Both Maurice Casey and Jimmy Dunn do not think that Jesus is truly reverenced by believers until the later NT period, that is, once the communities left behind the so-called constraints of Jewish monotheism. Perhaps it is first witnessed in the Gospel of John (hereafter GJohn). As evidence they cite the absence (prior to AD 70) of Jews condemning what Hurtado called “Christ-devotion.” Since there is no condemnation, the reverence accorded Jesus must not have violated the Jewish sensibilities of God’s oneness. Therefore, no mutation in Jewish religious practices, as per Hurtado, had taken place.
Hurtado responded that prior to AD 70 there is evidence that some Jews considered Christ devotion a “dangerous development” (xvi). He has pointed this out in various publications. In particular, L. W. Hurtado, “Pre-70 c.e. Jewish Opposition to Christ-Devotion,” Journal of Religion 80 (2000), 183-205. We will take this up in a subsequent post. We might well ask the question: what did Saul, the Pharisee, find so problematic about the church that he was willing to destroy it prior to his revelation (Galatians 1; Acts 9)? While he does not say explicitly why he was so aggrieved, his letters might be a source of information for what he found so offensive. Might it have been the reverence early Jewish Christians were according to Jesus?

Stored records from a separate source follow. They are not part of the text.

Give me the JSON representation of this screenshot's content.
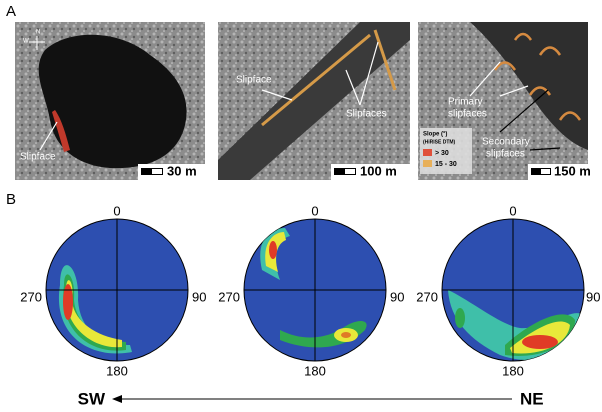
{
  "panel_a": {
    "label": "A",
    "compass": [
      "N",
      "W"
    ],
    "images": [
      {
        "labels": [
          "Slipface"
        ],
        "scale": "30 m"
      },
      {
        "labels": [
          "Slipface",
          "Slipfaces"
        ],
        "scale": "100 m"
      },
      {
        "labels": [
          [
            "Primary",
            "slipfaces"
          ],
          [
            "Secondary",
            "slipfaces"
          ]
        ],
        "scale": "150 m",
        "legend": {
          "title": "Slope (°)",
          "subtitle": "(HiRISE DTM)",
          "items": [
            "> 30",
            "15 - 30"
          ]
        }
      }
    ]
  },
  "panel_b": {
    "label": "B",
    "stereonets": [
      {
        "top": "0",
        "right": "90",
        "bottom": "180",
        "left": "270"
      },
      {
        "top": "0",
        "right": "90",
        "bottom": "180",
        "left": "270"
      },
      {
        "top": "0",
        "right": "90",
        "bottom": "180",
        "left": "270"
      }
    ],
    "arrow": {
      "left": "SW",
      "right": "NE"
    }
  }
}
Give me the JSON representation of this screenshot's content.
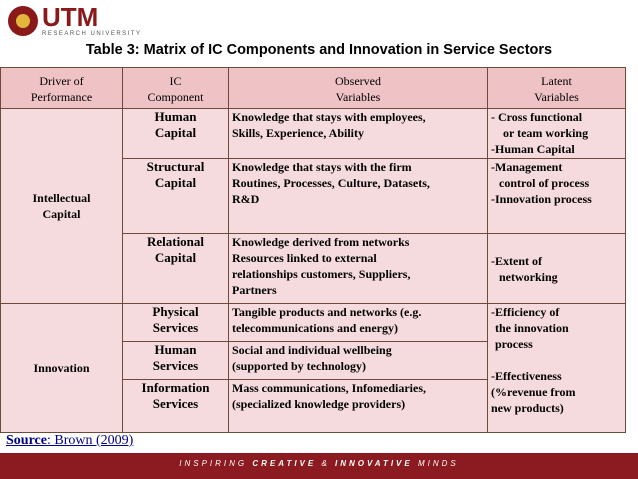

Therefore, in historical terms Hurtado argues that it is accurate to say that a mutation in Jewish religious practices had already taken place and was a regular feature of Christian churches prior to AD 70. But clearly by the end of the first century AD–about the time GJohn is written–other developments had taken place. He regards this as “a more advanced stage of polemical confrontation with the Jewish religious leadership of synagogues in the late first century” (xvi). It may not be too much to say that Christ devotion caused profound outrage among some Jews; what Christians were saying about Jesus and how they were reverencing him alongside the God of Israel would have been a stumbling-block.